Sibling selectors tend to be less optimized. Non-adjacent selector and generic right-hand-side can cause a lot of matching.

Pseudos like :nth-child() and :nth-of-type() tend to be less optimized, although browsers have specific optimizations for common ones like :hover and :focus.


But remember: this varies from browser to browser, it could change tomorrow, and there are always exceptions.

chrome tracing, edit categories, blink.debug

66 / 125

To actually understand which selectors are slow, there actually is a new tool released in Chromium earlier this year. If you enable blink.debug when using Chrome tracing...

chrome tracing, document update style, selector stats slice, table of data, elapsed, fast reject count, match attempts, match count, list of selectors

67 / 125

Then you can get this view of the "selector stats." If you sort by elapsed time, you can actually see your most expensive CSS rules ranked from most to least expensive.

The time shown is microseconds. We also have match attempts, match count, and fast reject count. Fast reject count is Bloom filter rejections.

Note this tool may be more useful at the macro level than the micro level. Look for repeated patterns coming from a framework or CSS processor.

This tool may land in Dev Tools soon!

Use shadow DOM

<my-component>
#shadow-root
<style> div { color: red } </style>
<div>Hello!</div>
</my-component>
68 / 125

Shadow DOM is interesting because it encapsulates styles. They don't bleed in and out of this component.

Because of this scoping, this reduces both the n and the m in our O (n*m) algorithm earlier. The browser doesn't need to check as many rules against as many elements – it's clear which ones can apply to each other.

Use scoped styles

:nth-child(2) * /* Input */
.xyz:nth-child(2) .xyz /* Svelte output */
69 / 125

An alternative to shadow DOM is to use style scoping from frameworks like Vue or Svelte. In a sense, these "polyfill" shadow DOM style scoping by modifying the selectors with unique classes, tags, or attributes.
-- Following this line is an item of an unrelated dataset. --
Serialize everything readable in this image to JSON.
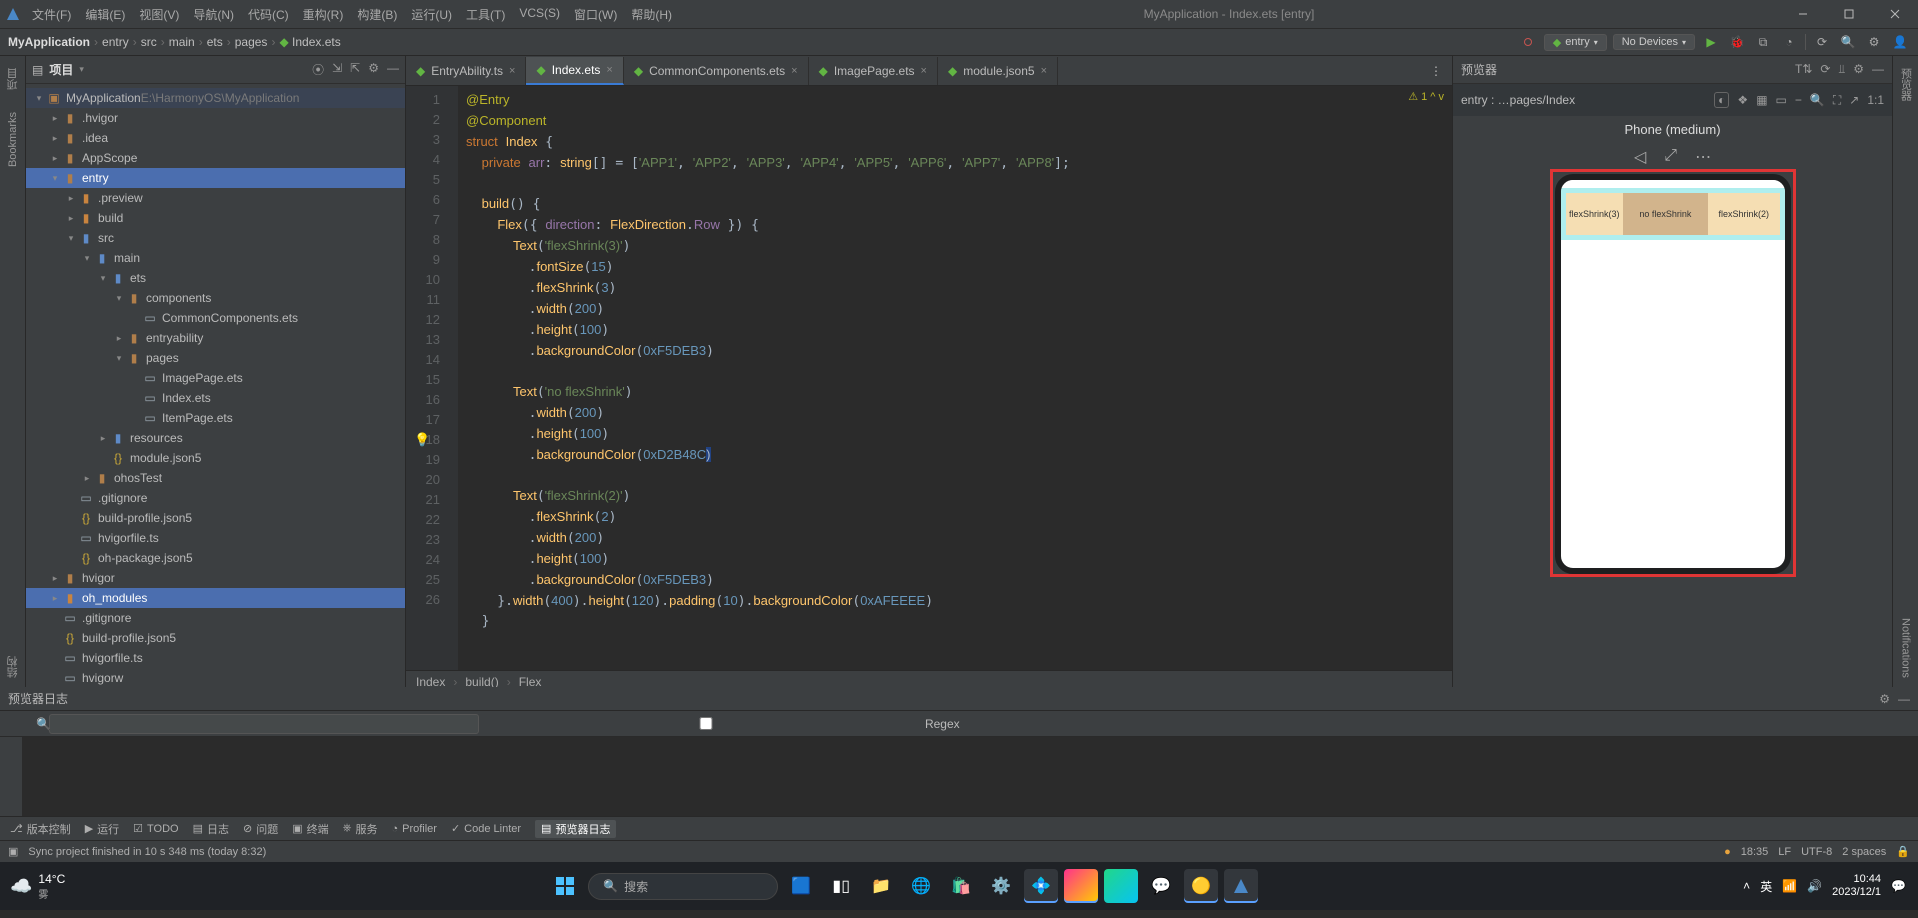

In this case, you can see how Svelte effectively turns an inefficient selector into an efficient selector that benefits from both the hashmap and Bloom filter optimization.
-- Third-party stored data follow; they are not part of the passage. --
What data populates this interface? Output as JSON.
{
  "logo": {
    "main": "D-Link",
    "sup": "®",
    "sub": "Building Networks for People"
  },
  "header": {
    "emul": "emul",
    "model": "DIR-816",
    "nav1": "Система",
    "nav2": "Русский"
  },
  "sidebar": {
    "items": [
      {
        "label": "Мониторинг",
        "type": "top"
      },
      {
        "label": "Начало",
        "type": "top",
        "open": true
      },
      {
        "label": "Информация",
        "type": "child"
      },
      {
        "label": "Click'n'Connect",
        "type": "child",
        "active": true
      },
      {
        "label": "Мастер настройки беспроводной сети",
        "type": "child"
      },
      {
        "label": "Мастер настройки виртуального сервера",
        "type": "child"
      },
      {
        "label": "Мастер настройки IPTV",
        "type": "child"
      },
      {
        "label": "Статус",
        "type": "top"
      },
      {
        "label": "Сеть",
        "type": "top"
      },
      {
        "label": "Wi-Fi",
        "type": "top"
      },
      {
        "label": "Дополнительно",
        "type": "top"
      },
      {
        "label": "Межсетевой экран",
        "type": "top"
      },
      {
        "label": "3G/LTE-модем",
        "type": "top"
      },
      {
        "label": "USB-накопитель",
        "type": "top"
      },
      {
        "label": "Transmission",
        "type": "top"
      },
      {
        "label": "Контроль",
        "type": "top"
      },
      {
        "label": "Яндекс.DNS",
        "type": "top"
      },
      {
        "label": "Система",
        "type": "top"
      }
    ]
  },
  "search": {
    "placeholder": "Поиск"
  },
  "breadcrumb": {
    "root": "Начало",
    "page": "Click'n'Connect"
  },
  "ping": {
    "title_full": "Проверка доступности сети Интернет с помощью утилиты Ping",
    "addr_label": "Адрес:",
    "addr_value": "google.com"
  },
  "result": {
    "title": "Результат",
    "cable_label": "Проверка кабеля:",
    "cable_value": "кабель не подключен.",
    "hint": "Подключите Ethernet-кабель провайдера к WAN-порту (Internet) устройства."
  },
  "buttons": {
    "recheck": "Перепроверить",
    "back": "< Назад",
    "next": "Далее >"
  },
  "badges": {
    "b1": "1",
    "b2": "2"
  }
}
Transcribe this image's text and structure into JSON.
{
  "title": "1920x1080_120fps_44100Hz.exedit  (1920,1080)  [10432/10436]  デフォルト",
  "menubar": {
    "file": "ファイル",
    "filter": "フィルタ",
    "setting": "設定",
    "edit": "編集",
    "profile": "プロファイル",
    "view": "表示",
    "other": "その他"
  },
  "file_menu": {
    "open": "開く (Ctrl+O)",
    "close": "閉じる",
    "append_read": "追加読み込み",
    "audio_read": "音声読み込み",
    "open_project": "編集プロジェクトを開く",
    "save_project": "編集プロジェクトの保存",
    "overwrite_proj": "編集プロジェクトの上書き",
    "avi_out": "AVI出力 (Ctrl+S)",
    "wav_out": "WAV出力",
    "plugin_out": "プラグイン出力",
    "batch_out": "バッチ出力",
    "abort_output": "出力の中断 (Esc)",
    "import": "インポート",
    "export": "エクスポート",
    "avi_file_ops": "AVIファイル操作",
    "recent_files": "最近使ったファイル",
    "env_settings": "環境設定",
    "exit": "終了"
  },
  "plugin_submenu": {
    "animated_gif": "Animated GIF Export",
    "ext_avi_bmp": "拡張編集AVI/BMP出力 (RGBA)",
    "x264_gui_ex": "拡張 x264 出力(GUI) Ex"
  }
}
Benchmark data, see blog post for full details

70 / 125

This chart runs my benchmark, median of 25 iterations, on a 2014 Mac Mini. The benchmark generates some random CSS, and compares running it through various scoping algorithms vs using shadow DOM vs just leaving the styles unscoped. It uses 1,000 generated "components," with 10 styles per component.

Note though that this is a microbenchmark, and this is not exactly comparing apples-to-apples. But the point is to show that shadow DOM and scoped styles do have a perf impact.
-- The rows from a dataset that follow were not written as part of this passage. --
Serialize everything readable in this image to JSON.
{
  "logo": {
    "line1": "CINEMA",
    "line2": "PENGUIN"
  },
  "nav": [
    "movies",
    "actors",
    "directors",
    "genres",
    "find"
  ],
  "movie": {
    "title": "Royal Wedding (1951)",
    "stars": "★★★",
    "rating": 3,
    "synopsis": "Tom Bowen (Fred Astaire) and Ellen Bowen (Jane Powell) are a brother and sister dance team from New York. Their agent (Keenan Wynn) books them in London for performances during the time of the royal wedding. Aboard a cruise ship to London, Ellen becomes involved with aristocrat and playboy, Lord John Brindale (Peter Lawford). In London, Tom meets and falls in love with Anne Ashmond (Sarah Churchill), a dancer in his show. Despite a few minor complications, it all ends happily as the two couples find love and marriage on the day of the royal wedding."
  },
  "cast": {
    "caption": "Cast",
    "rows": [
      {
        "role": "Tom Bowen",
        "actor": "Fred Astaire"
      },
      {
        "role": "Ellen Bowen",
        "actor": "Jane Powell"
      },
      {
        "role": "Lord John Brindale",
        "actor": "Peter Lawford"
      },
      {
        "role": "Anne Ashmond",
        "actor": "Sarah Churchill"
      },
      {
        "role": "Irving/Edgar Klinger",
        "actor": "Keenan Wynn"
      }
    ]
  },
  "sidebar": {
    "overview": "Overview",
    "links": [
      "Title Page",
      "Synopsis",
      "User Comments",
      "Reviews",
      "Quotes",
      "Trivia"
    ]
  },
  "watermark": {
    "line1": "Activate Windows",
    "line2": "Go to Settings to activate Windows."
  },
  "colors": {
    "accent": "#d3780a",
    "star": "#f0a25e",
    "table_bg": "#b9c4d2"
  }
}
If you're writing a framework yourself, you may be interested in the differences between the scoping strategies, which is covered in my blog post.

Concatenate stylesheets (Chromium-only)

Benchmark data showing Chrome getting slower for more stylesheets

71 / 125

I hesitated to mention this one, because it only applies to Chromium, but it's a big optimization.

It turns out that in Chromium, one big stylesheet is faster than multiple small stylesheets for style calculation. It has no impact on Safari or Firefox, and the Chromium devs may fix it eventually, but it's something to be aware of.

In this benchmark, this is median of 25 iterations. The styles are exactly the same; it's just the number of individual <style>s that's different. The fastest is to concatenate everything into one big stylesheet.

So the advice would be to concatenate stylesheets as much as possible across pages, similar to how we do concatenation and chunking for JavaScript modules in bundlers like Webpack. There are implications for cache performance here as well, though, so don't over-concatenate. Also try to avoid modifying the stylesheets after inserting them; if you do modify them, it's better to keep them separate according to the Chromium devs.

Layout performance

72 / 125

OK, so now that I've covered all the bases on style performance, I want to move on to layout performance.

Layout illustration by Lin Clark showing measurements and geometry on a page

73 / 125

Remember, this is about the geometry of the page.

74 / 125

So let's say we have a simple layout like this. We've got a header, a sidebar, and the main content.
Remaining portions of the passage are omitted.